Optimization for Machine Learning
Gradient Descent Variants
Stochastic Gradient Descent (SGD)
Update parameters using gradient estimated from a mini-batch:
theta_{t+1} = theta_t - lr * g_t
where g_t = (1/|B|) * sum_{i in B} grad L(theta_t; x_i, y_i)
Properties:
- Noisy gradients help escape local minima and saddle points
- Mini-batch size B trades variance for computation: B=32..512 typical
- Larger B: more stable but worse generalization (sharp minima)
SGD with Momentum
Accumulate a velocity vector to dampen oscillations:
v_{t+1} = beta * v_t + g_t # beta typically 0.9
theta_{t+1} = theta_t - lr * v_{t+1}
Nesterov momentum (look-ahead gradient):
v_{t+1} = beta * v_t + grad L(theta_t - lr * beta * v_t)
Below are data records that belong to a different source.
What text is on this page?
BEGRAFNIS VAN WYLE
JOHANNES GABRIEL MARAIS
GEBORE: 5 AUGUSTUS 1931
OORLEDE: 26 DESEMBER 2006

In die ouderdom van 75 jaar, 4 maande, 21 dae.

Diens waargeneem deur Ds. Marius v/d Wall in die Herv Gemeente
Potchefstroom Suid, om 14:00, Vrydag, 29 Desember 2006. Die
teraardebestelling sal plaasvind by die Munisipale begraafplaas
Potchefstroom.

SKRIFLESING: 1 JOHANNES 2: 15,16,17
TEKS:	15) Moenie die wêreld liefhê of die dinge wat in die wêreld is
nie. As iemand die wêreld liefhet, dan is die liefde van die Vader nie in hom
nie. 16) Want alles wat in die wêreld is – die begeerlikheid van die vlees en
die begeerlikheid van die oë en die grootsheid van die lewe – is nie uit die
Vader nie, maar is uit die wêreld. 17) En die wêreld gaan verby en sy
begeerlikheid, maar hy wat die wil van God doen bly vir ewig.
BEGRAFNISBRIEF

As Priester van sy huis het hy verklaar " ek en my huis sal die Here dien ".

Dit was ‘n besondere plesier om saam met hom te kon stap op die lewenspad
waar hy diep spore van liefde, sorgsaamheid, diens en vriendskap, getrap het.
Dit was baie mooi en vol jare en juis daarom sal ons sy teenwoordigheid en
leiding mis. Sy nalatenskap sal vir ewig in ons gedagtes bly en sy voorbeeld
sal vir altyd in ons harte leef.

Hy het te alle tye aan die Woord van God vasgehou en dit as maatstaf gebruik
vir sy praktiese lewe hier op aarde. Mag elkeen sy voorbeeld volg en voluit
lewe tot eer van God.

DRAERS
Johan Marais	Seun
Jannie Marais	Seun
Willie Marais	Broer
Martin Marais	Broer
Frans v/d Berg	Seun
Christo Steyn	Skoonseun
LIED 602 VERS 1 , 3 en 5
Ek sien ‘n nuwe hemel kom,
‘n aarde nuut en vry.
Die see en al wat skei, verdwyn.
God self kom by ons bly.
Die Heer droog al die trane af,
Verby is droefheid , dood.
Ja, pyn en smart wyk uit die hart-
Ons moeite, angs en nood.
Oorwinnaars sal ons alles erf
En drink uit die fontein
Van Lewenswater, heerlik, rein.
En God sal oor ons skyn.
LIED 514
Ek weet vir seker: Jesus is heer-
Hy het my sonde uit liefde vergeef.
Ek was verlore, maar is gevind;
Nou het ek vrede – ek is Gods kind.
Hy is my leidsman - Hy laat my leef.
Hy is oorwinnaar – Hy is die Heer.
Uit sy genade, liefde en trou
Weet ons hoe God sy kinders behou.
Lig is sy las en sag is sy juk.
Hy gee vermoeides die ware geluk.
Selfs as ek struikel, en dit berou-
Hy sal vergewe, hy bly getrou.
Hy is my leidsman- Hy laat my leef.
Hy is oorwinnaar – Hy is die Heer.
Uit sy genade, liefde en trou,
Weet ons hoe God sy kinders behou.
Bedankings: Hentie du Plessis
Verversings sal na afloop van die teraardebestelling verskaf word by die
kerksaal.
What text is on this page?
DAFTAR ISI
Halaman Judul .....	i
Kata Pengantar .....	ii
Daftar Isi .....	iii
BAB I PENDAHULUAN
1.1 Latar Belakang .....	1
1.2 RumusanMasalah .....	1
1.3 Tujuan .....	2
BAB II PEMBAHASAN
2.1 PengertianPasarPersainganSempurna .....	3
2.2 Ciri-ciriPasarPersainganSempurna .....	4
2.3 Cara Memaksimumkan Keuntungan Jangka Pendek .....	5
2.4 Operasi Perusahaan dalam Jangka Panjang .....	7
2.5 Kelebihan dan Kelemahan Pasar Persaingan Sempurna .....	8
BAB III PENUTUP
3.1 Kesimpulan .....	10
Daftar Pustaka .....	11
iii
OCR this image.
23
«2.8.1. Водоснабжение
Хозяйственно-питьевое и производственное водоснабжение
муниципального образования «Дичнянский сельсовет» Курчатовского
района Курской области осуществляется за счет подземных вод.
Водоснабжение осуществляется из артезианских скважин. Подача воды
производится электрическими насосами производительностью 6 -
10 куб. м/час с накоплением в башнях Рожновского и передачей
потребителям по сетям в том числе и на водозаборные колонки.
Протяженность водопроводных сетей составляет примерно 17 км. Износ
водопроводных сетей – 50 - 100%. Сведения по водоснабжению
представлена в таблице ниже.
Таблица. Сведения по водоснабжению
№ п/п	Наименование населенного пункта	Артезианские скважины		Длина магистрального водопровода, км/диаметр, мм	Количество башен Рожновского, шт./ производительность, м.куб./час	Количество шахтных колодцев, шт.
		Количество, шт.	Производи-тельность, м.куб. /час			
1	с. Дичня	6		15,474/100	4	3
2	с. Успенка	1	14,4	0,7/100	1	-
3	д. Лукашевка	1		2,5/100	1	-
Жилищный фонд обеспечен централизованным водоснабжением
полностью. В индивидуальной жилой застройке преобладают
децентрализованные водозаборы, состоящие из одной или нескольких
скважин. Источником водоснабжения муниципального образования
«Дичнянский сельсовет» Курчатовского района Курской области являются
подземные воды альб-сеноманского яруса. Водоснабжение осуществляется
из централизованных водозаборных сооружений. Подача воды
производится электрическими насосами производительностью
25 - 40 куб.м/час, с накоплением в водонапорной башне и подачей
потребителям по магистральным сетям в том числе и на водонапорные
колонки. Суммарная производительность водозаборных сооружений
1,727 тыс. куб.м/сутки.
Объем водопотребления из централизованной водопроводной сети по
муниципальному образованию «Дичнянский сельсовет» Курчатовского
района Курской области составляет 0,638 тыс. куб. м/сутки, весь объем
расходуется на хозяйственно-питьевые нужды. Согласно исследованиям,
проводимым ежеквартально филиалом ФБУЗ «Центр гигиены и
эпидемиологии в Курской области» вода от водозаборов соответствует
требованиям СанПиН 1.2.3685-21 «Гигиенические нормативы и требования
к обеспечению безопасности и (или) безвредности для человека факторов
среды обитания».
theta_{t+1} = theta_t - lr * v_{t+1}
Nesterov converges faster: O(1/t^2) vs O(1/t) for convex functions.
Adaptive Learning Rate Methods
AdaGrad
Adapt learning rate per parameter based on accumulated squared gradients:
G_{t+1} = G_t + g_t^2 # element-wise
theta_{t+1} = theta_t - lr / sqrt(G_{t+1} + epsilon) * g_t
Problem: learning rate monotonically decreases and eventually becomes too small.
RMSProp
Fix AdaGrad's decay using exponential moving average:
v_t = beta * v_{t-1} + (1 - beta) * g_t^2
theta_{t+1} = theta_t - lr / sqrt(v_t + epsilon) * g_t
beta = 0.999 typical.
Adam (Adaptive Moment Estimation)
Combines momentum (first moment) and RMSProp (second moment):
m_t = beta_1 * m_{t-1} + (1 - beta_1) * g_t # first moment
v_t = beta_2 * v_{t-1} + (1 - beta_2) * g_t^2 # second moment
# Bias correction (critical for early steps)
m_hat_t = m_t / (1 - beta_1^t)
v_hat_t = v_t / (1 - beta_2^t)
theta_{t+1} = theta_t - lr * m_hat_t / (sqrt(v_hat_t) + epsilon)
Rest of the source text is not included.